Following the Government’s commitment to help women into work, pledging that women will represent 25% of non-executive boards by the end of 2015, as well as a focus on school curriculums to develop more STEM (science, technology, engineering and maths) skills, especially for girls, and from a young age, women in technology remains a hot topic.
A Fall in the Number of Women in Digital Industries
A report by the UK Commission for Employment and Skills found 27% of those working in the UK’s digital industries are female (that’s down from 33% in 2002, but expected to rise to 30% by 2022). There doesn’t seem to be a solid answer to explain the drop over the last twelve years, and as Aoife Ni Luanaigh, one of the UKCES’s report creators states, the drop is despite “a number of quite good initiatives that are already happening, to encourage more girls at school to take up coding, or to get involved with computer clubs and so on”.
Educating the Younger Generation
While being interviewed about being ‘a woman at the top’, Egnyte CSO Isabelle Guis also commented on education, “I believe a major reason that we are seeing more men than women working in the technology industry is education. There are fewer women in technology graduate programmes and in the marketplace because STEM subjects are still perceived by some to be ‘male’ subjects.”
A report by Gartner backed up these findings and opinions showing the number of female chief technology officers across the industry has remained static at 14% for the past 10 years. Further to this only 4% of CEOs at S&P 500 companies are women.
Raising Awareness of The Opportunities
The BBC, across Radio 4, BBC3 and other platforms, have recently been featuring women in tech and bringing the discussion into the public eye, and there are a number of organisations around the world championing women in technology. So, despite the disheartening figures there is a lot of action to change things for the future of women in technology.
The organisation Code First: Girls, who work with companies to help get more women into tech had, over the last 18 months, 1500+ young women participate in one of their courses or events, helping companies to recruit better tech talent into their firms.

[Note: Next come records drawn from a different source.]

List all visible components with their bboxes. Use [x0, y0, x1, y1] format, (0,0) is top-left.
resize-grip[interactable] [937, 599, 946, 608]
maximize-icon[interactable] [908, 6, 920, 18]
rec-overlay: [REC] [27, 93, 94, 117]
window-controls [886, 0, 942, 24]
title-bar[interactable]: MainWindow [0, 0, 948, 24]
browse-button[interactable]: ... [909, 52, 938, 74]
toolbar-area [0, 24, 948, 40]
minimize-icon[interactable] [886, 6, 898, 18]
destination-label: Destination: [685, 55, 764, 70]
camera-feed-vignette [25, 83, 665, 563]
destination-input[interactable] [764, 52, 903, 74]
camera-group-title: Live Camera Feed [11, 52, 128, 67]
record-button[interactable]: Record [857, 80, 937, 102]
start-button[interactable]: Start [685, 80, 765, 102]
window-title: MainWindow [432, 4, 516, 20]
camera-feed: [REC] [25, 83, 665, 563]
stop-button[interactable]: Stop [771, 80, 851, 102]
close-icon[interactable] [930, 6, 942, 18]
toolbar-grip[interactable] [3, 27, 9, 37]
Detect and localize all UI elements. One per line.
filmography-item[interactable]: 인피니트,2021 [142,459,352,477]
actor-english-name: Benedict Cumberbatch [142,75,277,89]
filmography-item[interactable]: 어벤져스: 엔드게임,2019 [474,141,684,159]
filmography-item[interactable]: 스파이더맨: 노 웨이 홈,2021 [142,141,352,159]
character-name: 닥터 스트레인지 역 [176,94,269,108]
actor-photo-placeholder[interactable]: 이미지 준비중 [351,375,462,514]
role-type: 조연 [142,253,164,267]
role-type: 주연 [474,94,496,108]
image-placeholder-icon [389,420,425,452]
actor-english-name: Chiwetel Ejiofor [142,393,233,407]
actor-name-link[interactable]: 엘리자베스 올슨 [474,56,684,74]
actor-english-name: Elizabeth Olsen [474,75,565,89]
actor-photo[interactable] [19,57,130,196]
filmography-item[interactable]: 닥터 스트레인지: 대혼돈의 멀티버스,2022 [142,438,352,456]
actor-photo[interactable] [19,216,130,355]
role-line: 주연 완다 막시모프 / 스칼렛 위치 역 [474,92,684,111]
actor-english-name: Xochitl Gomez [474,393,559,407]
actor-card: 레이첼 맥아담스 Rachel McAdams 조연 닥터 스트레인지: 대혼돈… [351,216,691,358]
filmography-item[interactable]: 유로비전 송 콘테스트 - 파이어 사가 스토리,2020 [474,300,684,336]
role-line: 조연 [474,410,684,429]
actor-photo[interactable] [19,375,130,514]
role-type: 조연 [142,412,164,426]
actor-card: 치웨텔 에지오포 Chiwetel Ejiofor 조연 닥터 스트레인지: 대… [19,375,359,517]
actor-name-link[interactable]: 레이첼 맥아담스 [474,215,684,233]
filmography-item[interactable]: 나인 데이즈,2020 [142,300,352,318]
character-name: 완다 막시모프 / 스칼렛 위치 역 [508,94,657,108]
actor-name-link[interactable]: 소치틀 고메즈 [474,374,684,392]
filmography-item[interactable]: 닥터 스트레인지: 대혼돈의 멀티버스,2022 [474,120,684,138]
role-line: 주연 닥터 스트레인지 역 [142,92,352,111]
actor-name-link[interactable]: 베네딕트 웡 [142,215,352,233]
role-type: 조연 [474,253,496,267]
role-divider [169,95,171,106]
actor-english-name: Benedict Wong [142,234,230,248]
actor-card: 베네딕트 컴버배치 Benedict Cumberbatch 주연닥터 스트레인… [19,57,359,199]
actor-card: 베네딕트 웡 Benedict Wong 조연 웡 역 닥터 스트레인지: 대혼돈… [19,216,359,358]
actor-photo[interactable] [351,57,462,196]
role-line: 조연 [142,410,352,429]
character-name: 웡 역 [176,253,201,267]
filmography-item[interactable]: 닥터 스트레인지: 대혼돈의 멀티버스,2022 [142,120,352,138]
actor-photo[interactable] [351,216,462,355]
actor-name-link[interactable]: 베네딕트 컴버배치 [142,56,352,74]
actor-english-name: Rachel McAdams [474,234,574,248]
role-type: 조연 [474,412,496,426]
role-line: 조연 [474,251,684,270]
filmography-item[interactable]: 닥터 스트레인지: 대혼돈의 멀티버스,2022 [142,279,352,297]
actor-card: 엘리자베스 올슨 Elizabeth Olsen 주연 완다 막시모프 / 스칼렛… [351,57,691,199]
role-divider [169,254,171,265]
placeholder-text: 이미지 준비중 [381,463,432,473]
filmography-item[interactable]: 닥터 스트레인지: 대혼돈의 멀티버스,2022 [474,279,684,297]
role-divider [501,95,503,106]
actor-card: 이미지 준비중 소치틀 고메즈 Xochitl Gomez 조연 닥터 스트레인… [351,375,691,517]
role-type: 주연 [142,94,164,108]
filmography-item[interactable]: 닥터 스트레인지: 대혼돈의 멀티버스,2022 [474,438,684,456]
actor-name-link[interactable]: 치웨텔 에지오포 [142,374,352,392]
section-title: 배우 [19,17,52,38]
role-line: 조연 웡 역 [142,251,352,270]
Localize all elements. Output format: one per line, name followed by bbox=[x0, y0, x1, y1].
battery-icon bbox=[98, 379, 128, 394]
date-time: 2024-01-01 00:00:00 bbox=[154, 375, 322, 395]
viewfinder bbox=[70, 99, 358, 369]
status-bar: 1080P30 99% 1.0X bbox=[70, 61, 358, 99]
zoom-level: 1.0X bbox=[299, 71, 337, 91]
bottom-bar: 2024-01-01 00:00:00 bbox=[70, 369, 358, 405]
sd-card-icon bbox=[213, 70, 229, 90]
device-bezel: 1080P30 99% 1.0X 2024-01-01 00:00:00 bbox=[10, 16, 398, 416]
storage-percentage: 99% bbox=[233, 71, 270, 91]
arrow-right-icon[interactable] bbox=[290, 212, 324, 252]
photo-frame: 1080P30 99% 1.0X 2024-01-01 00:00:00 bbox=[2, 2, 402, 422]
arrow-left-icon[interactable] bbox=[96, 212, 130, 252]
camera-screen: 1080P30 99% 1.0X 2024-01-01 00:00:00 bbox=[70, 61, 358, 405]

Transparency in Job Descriptions
Vanessa Vallely, founder of women’s network WeAreTheCity explained how greater transparency could be the key to attracting more women into tech roles. For example, knowing if they are to be paid the same as others currently doing the same or similar roles. She also spoke about job descriptions, explaining that underlying masculine language can be off putting for women. She said “I would urge, if you are writing job descriptions, make sure they are good, make sure they excite people and make sure they tell them what the job is.” Vallely also spoke about a number of banks which, she said, pass new job descriptions through a female focus group before they are advertised, helping to soften the language used.
The Benefits of Female Leaders
The benefits of having a more gender balanced company are endless, and the attributes women can bring to the workplace are valuable. According to the Credit Suisse Gender 3000 report, organisations with more than 10% of women at the helm had higher returns than those that weren’t gender balanced. To back this up First Round Capital, recently released a report highlighting that businesses with female founders (or co-founders) performed 63% better than those with male leaders.
An Exciting Future
All great news for women who want to join, or develop further in, the technology sector, and also great news for businesses who want to create a more balanced and apparently, more productive team. Perhaps negative figures that have been released over the last few years relating to women in technology has been the extra push to encourage individuals and organisations to put the steps in place to open the doors to more female digital employees, and we wonder whether 2016 could be a boom year for women in technology.